По настоянию встревоженного отца были тщетно испробованы все известные в Шетлендии врачебные средства. Тщетно призывались знахари и знахарки, которые знали свойства всех трав, пьющих небесную росу, и еще усиливали их действие, произнося магические слова во время варки или приема зелья. Встревоженный до последней степени, Магнус решил наконец прибегнуть к помощи своей родственницы, Норны из Фитфул-Хэда, хотя в силу обстоятельств, упомянутых выше, за последнее время между ними возникло некоторое отчуждение. Первая его попытка окончилась, однако, неудачей: Норна находилась тогда в своей постоянной резиденции на самом берегу моря, у мыса Фитфул-Хэд, откуда обычно и начинались все ее странствия; и хотя с посланием от Магнуса к ней явился сам Эрик Скэмбистер, она решительно отказалась видеть его или дать ему какой-либо ответ.
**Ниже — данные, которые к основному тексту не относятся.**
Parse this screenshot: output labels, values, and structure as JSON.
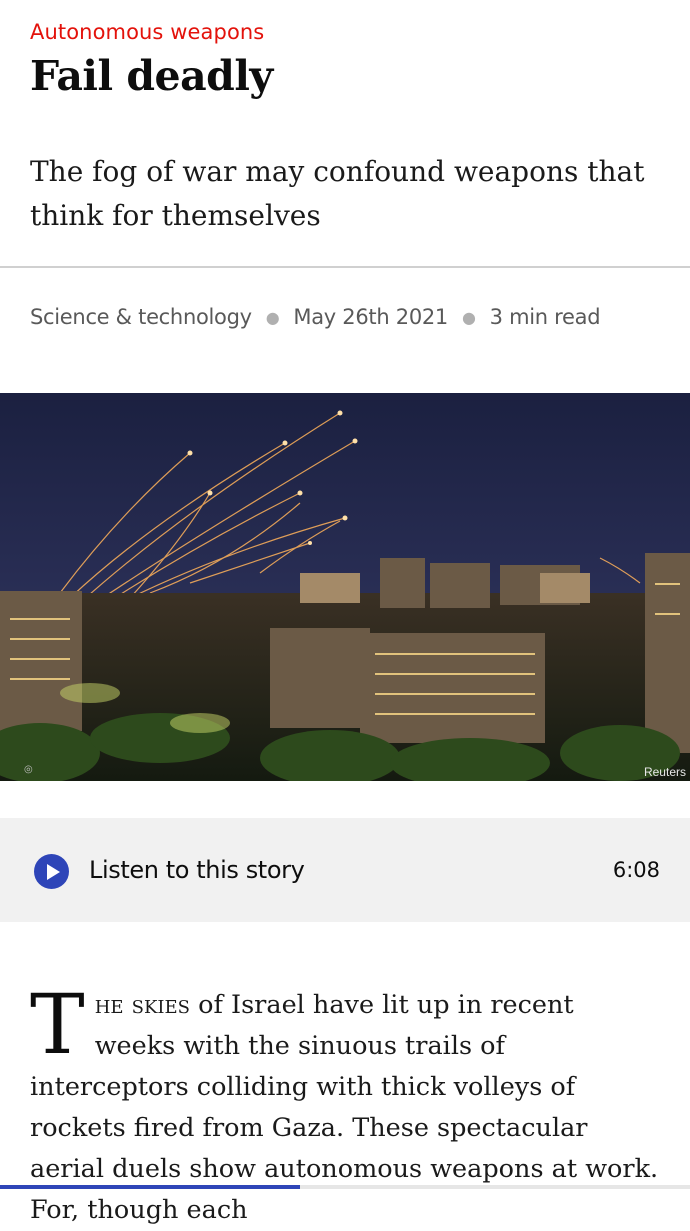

Магнус возмутился столь открытым неуважением к его посланцу, но тревога за Минну и почтение, которое внушали ему несчастная судьба Норны и приписываемые ей мудрость и могущество, удержали его от неизбежной во всяком другом случае вспышки гнева. Более того, он решил обратиться к ней сам, собственной персоной. Никому, однако, не сообщив этого намерения; Магнус приказал дочерям, чтобы они готовы были сопровождать его в поездке к одному родственнику, которого он давно не видел, и велел им взять с собой некоторый запас провизии, ибо путь предстоял длинный, а друга своего они могли застать врасплох.
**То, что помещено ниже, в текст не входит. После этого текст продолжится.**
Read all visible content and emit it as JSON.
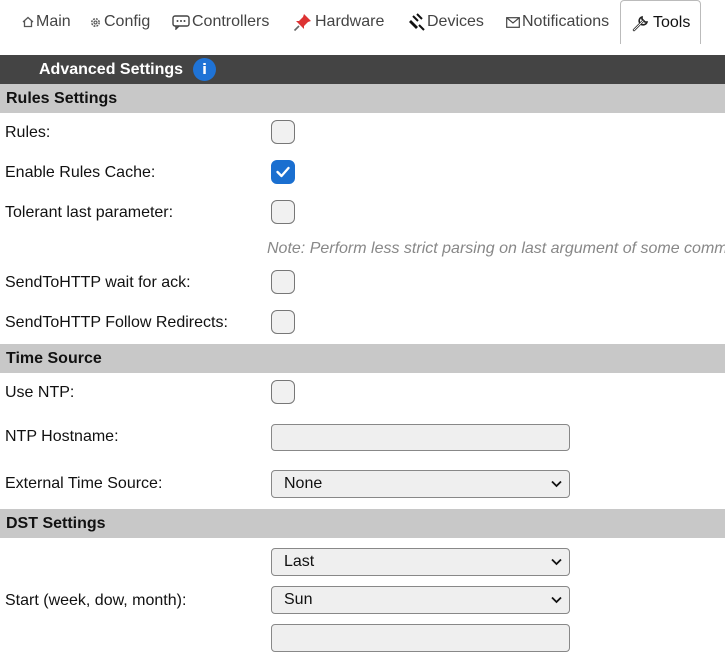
{
  "tabs": [
    {
      "label": "Main",
      "icon": "home-icon"
    },
    {
      "label": "Config",
      "icon": "gear-icon"
    },
    {
      "label": "Controllers",
      "icon": "chat-icon"
    },
    {
      "label": "Hardware",
      "icon": "pushpin-icon"
    },
    {
      "label": "Devices",
      "icon": "plug-icon"
    },
    {
      "label": "Notifications",
      "icon": "envelope-icon"
    },
    {
      "label": "Tools",
      "icon": "wrench-icon",
      "active": true
    }
  ],
  "header": {
    "title": "Advanced Settings",
    "info_glyph": "i"
  },
  "rules_settings": {
    "title": "Rules Settings",
    "rules": {
      "label": "Rules:",
      "checked": false
    },
    "rules_cache": {
      "label": "Enable Rules Cache:",
      "checked": true
    },
    "tolerant": {
      "label": "Tolerant last parameter:",
      "checked": false
    },
    "note": "Note: Perform less strict parsing on last argument of some comm",
    "sendtohttp_ack": {
      "label": "SendToHTTP wait for ack:",
      "checked": false
    },
    "sendtohttp_redirects": {
      "label": "SendToHTTP Follow Redirects:",
      "checked": false
    }
  },
  "time_source": {
    "title": "Time Source",
    "use_ntp": {
      "label": "Use NTP:",
      "checked": false
    },
    "ntp_hostname": {
      "label": "NTP Hostname:",
      "value": ""
    },
    "external_source": {
      "label": "External Time Source:",
      "value": "None"
    }
  },
  "dst_settings": {
    "title": "DST Settings",
    "start_label": "Start (week, dow, month):",
    "start_week": "Last",
    "start_dow": "Sun"
  }
}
Не имея привычки задавать какие-либо вопросы при исполнении отцовской воли и надеясь, что поездка верхом и все развлечения, связанные с путешествием, смогут оказать благотворное влияние на Минну, Бренда, на которую теперь легли все хлопоты по дому и заботы о его обитателях, распорядилась сделать все необходимые приготовления. На следующее утро путники уже ехали по бескрайней пустынной местности, отделявшей Боро-Уестру от северо-западной части Мейнленда, главного острова Шетлендского архипелага, который заканчивается мысом Фитфул-Хэд, подобно тому как юго-восточная оконечность его завершается мысом Самборо. Путь их лежал то по взморью, то по вересковой пустоши, однообразие которой нарушалось лишь полосками овса или ячменя там, где небольшие участки почвы оказались пригодными для обработки.
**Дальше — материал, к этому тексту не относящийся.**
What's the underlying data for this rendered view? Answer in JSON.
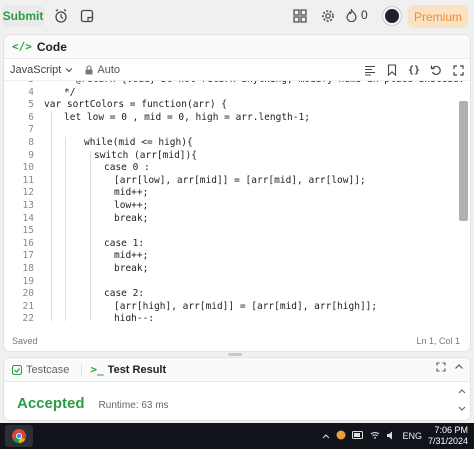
{
  "toolbar": {
    "submit_label": "Submit",
    "streak_count": "0",
    "premium_label": "Premium"
  },
  "code_panel": {
    "title": "Code",
    "language": "JavaScript",
    "auto_label": "Auto",
    "saved_label": "Saved",
    "cursor_position": "Ln 1, Col 1"
  },
  "code_lines": [
    {
      "num": "3",
      "indent": 1,
      "text": "* @return {void} Do not return anything, modify nums in-place instead."
    },
    {
      "num": "4",
      "indent": 1,
      "text": "*/"
    },
    {
      "num": "5",
      "indent": 0,
      "text": "var sortColors = function(arr) {"
    },
    {
      "num": "6",
      "indent": 1,
      "text": "let low = 0 , mid = 0, high = arr.length-1;"
    },
    {
      "num": "7",
      "indent": 0,
      "text": ""
    },
    {
      "num": "8",
      "indent": 2,
      "text": "while(mid <= high){"
    },
    {
      "num": "9",
      "indent": 2.5,
      "text": "switch (arr[mid]){"
    },
    {
      "num": "10",
      "indent": 3,
      "text": "case 0 :"
    },
    {
      "num": "11",
      "indent": 3.5,
      "text": "[arr[low], arr[mid]] = [arr[mid], arr[low]];"
    },
    {
      "num": "12",
      "indent": 3.5,
      "text": "mid++;"
    },
    {
      "num": "13",
      "indent": 3.5,
      "text": "low++;"
    },
    {
      "num": "14",
      "indent": 3.5,
      "text": "break;"
    },
    {
      "num": "15",
      "indent": 0,
      "text": ""
    },
    {
      "num": "16",
      "indent": 3,
      "text": "case 1:"
    },
    {
      "num": "17",
      "indent": 3.5,
      "text": "mid++;"
    },
    {
      "num": "18",
      "indent": 3.5,
      "text": "break;"
    },
    {
      "num": "19",
      "indent": 0,
      "text": ""
    },
    {
      "num": "20",
      "indent": 3,
      "text": "case 2:"
    },
    {
      "num": "21",
      "indent": 3.5,
      "text": "[arr[high], arr[mid]] = [arr[mid], arr[high]];"
    },
    {
      "num": "22",
      "indent": 3.5,
      "text": "high--;"
    }
  ],
  "bottom_panel": {
    "tab_testcase": "Testcase",
    "tab_result": "Test Result",
    "status": "Accepted",
    "runtime": "Runtime: 63 ms"
  },
  "taskbar": {
    "language": "ENG",
    "time": "7:06 PM",
    "date": "7/31/2024"
  },
  "colors": {
    "accent_green": "#2a9d43",
    "premium_orange": "#f08c2e"
  }
}
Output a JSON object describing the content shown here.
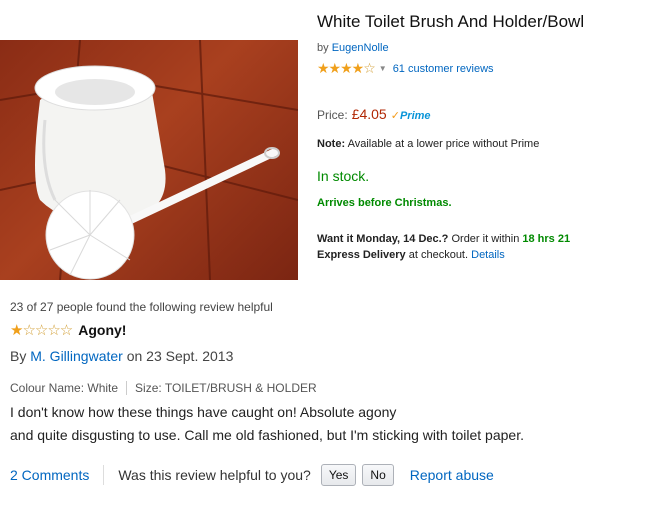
{
  "product": {
    "title": "White Toilet Brush And Holder/Bowl",
    "by": "by",
    "brand": "EugenNolle",
    "reviews_link": "61 customer reviews",
    "price_label": "Price:",
    "price": "£4.05",
    "prime": "Prime",
    "note_label": "Note:",
    "note_text": "Available at a lower price without Prime",
    "stock": "In stock.",
    "arrives": "Arrives before Christmas.",
    "want_bold": "Want it Monday, 14 Dec.?",
    "want_order": "Order it within",
    "want_time": "18 hrs 21",
    "want_express": "Express Delivery",
    "want_checkout": "at checkout.",
    "details_link": "Details"
  },
  "review": {
    "helpful_count": "23 of 27 people found the following review helpful",
    "title": "Agony!",
    "by": "By",
    "author": "M. Gillingwater",
    "date": "on 23 Sept. 2013",
    "colour": "Colour Name: White",
    "size": "Size: TOILET/BRUSH & HOLDER",
    "line1": "I don't know how these things have caught on! Absolute agony",
    "line2": "and quite disgusting to use. Call me old fashioned, but I'm sticking with toilet paper.",
    "comments": "2 Comments",
    "helpful_question": "Was this review helpful to you?",
    "yes": "Yes",
    "no": "No",
    "report": "Report abuse"
  }
}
Путешественники неуклонно продвигались вперед по дикой и унылой равнине. Магнус ехал на сильном, коренастом, хорошо откормленном коне норвежской породы, столь же выносливом, как местные пони, но несколько более рослом. Минна и Бренда, которые, помимо всех прочих совершенств, были еще известны на всю округу как искусные наездницы, ехали на двух бойких пони. Лошадки эти, выращенные и воспитанные с несколько большим вниманием, чем обычно, доказывали как своим внешним видом, так и резвостью, что порода их, столь напрасно и незаслуженно презираемая, легко может дать красивых животных, отнюдь не утративших при этом ни своей живости, ни выносливости. Хозяев сопровождало двое слуг верхами и двое пеших; впрочем, последнее обстоятельство отнюдь не замедляло путешествия, ибо большая часть дороги была столь неровной или топкой, что лошади могли идти только шагом. Когда же попадался порядочный участок твердого и ровного пути, то достаточно было выбрать из стада пасущихся поблизости пони подходящую парочку, и продвигавшиеся по способу пешего хождения слуги тоже превращались во всадников.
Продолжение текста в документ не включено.